I turned it over. "That tracks. But without proof I can't do anything with it." I drummed my fingers on the table. "Why, though? What does Osborn gain? Are Oscorp and Hammer competing over a military contract?"

"If they are, it's not public knowledge," Reed said. "But ever since Tony Stark became Iron Man, there's been an arms race. Everyone wants the suit. Congress has a hearing scheduled in a few days specifically to address that. Companies will do a great deal to stop a competitor from getting there first."

I groaned. That made too much sense. And if Hammer was making the Rhino suit, then what exactly was Oscorp developing in return? Flashes of a green exo-suit and a glider crossed my mind. I really, sincerely hoped that didn't mean Norman was going to go off the deep end any time soon.

I worked in the lab a while longer before heading home. Sleep came quickly.

The next morning, Spider-Man was the talk of the school again. In history class, half the room was crowded around Flash's phone watching a video of the fight.

Flash cheered as my web-covered fist went through the Rhino's cockpit. "That's it! That's how it's done! You see that?! He had it taken apart in under a minute!"

"He's pretty good," Harry admitted with a grin.

"Pretty good? He broke into that armoured cockpit with his bare hands and yanked the guy out!" Flash sounded like he'd barely slept. "Did you see the way he grounded the whole suit? He pinned that thing to the road!"

"Yeah, he's something," Kong said with a shrug.

Flash whipped around. "Are you kidding me right now?!"

I took my seat. Flash spotted me almost immediately.

"Parker! You see this? This is what a real hero looks like!"

"Sure, Flash."

"You think he could take Iron Man?" Harry asked.

"No way," Kong said.

"Of course he could!" Flash nearly shouted. "He'd have no problem!"

"He wouldn't last ten seconds against Stark," Felicia said quietly. I glanced at her. She gave me a small, knowing smile.

"You're out of your mind! Iron Man's great, sure, but take the suit off — what is he?"

"Genius, billionaire, playboy, philanthropist," I said without thinking. The line just came out.
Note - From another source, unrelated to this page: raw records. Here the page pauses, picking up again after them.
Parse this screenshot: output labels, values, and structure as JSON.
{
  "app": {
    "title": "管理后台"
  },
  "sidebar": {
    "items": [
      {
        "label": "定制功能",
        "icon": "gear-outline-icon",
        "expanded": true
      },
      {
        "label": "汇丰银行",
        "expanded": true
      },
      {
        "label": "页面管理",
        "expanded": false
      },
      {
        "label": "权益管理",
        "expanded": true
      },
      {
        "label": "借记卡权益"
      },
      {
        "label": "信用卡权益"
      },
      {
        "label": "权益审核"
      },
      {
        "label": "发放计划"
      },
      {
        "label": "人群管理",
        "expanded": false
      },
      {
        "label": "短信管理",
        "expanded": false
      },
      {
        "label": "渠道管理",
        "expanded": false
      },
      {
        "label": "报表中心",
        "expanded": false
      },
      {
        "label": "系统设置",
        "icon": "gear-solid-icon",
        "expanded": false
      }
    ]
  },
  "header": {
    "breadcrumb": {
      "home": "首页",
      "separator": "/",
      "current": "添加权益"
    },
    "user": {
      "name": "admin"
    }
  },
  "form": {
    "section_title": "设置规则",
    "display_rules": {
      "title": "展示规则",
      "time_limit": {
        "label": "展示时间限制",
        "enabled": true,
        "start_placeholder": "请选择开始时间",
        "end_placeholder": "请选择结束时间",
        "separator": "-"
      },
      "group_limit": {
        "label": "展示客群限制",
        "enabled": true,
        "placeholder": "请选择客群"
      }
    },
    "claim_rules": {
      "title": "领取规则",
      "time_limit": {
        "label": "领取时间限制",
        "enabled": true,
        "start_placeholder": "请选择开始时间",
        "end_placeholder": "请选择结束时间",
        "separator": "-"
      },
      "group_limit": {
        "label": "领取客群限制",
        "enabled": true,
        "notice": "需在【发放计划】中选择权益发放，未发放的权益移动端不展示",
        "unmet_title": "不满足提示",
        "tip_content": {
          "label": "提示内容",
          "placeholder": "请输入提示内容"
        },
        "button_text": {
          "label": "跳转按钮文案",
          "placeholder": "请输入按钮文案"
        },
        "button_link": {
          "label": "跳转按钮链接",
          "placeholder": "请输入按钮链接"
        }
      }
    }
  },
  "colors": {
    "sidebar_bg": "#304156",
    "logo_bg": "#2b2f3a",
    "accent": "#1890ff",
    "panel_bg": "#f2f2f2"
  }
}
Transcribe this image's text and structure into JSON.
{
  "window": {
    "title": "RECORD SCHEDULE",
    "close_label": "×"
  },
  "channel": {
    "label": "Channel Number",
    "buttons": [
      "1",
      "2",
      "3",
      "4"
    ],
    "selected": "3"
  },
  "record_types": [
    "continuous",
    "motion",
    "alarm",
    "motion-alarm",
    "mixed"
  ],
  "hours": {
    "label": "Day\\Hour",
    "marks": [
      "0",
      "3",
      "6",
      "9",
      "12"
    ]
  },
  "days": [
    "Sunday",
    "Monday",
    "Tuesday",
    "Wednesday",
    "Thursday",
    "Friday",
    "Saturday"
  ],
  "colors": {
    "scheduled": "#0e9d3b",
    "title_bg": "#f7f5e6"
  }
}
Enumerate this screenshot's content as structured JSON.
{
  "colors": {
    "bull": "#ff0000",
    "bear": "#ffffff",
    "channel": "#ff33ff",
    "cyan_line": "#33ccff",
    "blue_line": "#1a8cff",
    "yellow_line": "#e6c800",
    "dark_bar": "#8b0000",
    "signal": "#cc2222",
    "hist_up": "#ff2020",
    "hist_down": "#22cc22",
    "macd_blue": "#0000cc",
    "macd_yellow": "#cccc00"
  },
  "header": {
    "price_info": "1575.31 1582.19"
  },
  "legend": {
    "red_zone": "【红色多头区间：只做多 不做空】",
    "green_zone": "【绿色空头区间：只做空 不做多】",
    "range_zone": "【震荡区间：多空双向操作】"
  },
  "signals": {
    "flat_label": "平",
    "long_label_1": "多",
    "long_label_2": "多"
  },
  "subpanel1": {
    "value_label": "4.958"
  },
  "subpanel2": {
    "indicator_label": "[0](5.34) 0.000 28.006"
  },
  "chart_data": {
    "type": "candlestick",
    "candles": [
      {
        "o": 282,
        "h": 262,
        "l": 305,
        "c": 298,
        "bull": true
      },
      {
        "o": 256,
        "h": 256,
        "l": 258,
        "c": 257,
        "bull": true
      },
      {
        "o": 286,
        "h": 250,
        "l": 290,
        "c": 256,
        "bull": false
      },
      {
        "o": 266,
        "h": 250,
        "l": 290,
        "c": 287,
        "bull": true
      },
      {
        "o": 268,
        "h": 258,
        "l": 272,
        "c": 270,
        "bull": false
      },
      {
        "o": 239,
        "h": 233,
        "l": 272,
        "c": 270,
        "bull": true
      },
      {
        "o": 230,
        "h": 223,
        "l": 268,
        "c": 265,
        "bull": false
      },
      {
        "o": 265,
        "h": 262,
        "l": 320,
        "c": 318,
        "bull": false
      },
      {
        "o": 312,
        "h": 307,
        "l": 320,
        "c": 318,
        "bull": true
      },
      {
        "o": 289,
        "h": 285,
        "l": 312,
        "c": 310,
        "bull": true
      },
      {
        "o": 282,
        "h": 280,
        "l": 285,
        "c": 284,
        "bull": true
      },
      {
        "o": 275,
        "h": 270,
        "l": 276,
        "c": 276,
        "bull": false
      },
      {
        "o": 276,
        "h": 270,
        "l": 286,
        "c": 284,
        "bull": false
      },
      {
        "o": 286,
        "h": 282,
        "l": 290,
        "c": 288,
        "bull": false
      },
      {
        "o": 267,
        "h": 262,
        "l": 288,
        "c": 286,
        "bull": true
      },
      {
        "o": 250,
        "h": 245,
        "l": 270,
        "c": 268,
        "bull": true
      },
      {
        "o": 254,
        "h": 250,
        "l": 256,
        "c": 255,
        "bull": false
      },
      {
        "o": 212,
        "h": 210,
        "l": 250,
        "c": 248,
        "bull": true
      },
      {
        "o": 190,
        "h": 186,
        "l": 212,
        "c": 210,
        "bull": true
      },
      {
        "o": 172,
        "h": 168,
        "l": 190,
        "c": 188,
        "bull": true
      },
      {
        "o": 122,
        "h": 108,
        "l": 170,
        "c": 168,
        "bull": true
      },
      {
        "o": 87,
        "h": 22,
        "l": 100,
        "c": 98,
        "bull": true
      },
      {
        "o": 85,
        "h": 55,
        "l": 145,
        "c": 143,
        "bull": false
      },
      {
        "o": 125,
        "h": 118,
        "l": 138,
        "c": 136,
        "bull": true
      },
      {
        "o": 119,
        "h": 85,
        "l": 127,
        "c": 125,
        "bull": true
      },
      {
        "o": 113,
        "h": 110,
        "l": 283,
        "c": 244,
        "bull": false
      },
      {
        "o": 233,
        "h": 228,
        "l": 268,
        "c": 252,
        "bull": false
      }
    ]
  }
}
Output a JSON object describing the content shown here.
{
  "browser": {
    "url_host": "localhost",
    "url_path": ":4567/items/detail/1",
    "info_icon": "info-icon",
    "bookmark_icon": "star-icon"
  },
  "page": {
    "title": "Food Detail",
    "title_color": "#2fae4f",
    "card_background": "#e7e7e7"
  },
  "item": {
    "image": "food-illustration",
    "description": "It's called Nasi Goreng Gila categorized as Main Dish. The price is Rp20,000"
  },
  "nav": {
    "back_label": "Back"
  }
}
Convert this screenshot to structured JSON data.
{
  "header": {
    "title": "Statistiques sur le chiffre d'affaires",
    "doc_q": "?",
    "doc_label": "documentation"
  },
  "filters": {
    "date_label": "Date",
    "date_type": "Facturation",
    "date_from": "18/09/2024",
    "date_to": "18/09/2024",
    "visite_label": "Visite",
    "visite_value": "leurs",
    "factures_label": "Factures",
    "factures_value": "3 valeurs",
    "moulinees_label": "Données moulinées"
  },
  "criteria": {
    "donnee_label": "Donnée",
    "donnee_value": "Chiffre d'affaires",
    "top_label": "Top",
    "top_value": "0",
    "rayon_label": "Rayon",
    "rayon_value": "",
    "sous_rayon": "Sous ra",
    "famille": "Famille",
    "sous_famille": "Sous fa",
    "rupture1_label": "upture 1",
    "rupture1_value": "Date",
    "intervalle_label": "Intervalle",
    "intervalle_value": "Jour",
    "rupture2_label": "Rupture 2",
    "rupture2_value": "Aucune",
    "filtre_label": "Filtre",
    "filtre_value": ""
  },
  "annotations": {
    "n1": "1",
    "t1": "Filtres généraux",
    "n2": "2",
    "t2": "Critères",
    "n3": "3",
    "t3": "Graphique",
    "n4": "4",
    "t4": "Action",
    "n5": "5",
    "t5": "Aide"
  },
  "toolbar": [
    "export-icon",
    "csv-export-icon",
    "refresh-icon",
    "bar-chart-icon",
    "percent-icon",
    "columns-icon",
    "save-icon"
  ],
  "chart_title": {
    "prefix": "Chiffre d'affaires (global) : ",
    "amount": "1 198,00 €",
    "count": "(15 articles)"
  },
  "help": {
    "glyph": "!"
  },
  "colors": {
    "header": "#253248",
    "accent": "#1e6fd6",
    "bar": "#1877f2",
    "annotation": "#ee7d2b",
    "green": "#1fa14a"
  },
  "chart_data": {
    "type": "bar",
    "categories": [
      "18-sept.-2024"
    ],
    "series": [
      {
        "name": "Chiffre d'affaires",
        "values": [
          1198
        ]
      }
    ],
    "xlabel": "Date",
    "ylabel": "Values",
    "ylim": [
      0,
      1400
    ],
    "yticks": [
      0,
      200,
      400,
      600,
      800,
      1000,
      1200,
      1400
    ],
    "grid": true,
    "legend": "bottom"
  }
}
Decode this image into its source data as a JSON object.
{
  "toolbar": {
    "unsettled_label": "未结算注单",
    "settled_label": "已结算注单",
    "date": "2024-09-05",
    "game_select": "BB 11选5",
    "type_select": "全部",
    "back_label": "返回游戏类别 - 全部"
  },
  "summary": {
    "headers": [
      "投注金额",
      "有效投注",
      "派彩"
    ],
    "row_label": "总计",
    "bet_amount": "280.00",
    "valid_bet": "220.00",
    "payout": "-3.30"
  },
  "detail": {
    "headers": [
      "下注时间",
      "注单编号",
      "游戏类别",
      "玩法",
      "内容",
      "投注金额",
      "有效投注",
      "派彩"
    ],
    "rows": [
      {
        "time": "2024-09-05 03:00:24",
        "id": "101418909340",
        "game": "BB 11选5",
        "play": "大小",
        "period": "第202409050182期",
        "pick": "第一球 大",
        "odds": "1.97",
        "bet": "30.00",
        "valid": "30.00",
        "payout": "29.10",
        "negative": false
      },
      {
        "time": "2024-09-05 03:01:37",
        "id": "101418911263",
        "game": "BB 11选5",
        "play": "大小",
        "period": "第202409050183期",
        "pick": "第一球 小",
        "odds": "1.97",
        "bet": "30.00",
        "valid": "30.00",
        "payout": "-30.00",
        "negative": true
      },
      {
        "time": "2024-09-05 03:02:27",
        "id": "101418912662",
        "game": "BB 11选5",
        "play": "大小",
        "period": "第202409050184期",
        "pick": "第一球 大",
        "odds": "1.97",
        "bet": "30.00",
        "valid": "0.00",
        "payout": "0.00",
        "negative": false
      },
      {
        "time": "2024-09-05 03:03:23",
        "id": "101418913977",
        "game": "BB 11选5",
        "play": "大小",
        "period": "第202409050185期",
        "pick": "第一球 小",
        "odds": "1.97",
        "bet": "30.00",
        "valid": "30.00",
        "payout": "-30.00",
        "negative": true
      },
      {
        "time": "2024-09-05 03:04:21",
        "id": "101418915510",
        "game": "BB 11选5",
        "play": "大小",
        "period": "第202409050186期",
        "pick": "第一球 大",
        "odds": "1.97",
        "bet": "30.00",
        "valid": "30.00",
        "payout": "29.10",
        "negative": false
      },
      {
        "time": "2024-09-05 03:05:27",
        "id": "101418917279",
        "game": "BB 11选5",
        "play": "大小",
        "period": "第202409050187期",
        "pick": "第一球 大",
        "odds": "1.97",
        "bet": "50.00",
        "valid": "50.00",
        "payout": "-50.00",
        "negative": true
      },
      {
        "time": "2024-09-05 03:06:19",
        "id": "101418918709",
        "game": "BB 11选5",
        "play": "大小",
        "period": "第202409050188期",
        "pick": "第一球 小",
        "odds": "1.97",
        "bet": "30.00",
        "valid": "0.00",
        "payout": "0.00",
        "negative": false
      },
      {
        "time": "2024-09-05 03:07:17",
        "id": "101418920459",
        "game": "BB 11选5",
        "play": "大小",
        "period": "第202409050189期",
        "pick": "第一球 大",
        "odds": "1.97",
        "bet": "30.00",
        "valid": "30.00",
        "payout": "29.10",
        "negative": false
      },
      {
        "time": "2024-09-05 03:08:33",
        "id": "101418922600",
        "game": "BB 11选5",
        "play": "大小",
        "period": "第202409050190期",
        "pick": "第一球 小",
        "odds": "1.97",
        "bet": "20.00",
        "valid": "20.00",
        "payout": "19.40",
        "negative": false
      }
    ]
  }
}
Some habits die hard.

"Shut up, Parker," Flash growled, then shoved his phone in my face. "Look at this. Tell me this doesn't make him a hero."

I looked at the footage — me throwing myself at the Rhino, punching through the cockpit at full force. "It's impressive."

"Exactly!"

"It doesn't make him a hero, though."

Flash stared at me. "What?!"

"Peter, you literally wore his costume yesterday," Harry said, confused. "And now you're saying he isn't a hero?"

"I didn't say that. I said taking down the Rhino doesn't make him one." I took the phone and scrubbed past the fighting footage, to the long sequence that followed. The cleanup. The car lifted off the trapped man's legs. The burning vehicle. The webbing used as tourniquets on the injured. "He fought the Rhino for maybe a minute. Great. But this went on for over an hour."

The room watched.

"This is why he's a hero. Not the flashy moments — any glory-hungry idiot can throw a punch. But this? Staying after the fight is over to carry the weight of what happened? That's Spider-Man. That's what makes him what he is."

I handed Flash his phone back and turned away. The class drifted back to their corners. Flash sat holding his phone for a long moment, staring at the screen with an expression I couldn't quite read.

"That was surprisingly mature of you, Tiger," Felicia murmured.

"I think I still prefer Muscles," I said.

"No — Tiger is better. I really need to thank Red for that one." She glanced toward MJ, who was deep in conversation with Liz across the room. "When she stops pretending we don't exist."

I shrugged. "Such is life. And I am sorry about yesterday, by the way. I didn't mean to cut the afternoon short."

"It wasn't really a date," she smiled.

"Maybe one day it can be a proper one," I said, and we settled in as class began.

The rest of the week passed slowly. Between homework, street patrols, and a couple of dash-deliveries of injured people to the hospital when the ambulances were too far out, there wasn't much time for anything else.

And on Friday evening I sat down with Ben and May and watched the Stark Expo broadcast. The camera panned to the stage. The roof opened. Tony Stark landed in the centre in full armour, smiled for the crowd, gave his speech, made his jokes.

And just like that, Iron Man 2 had begun.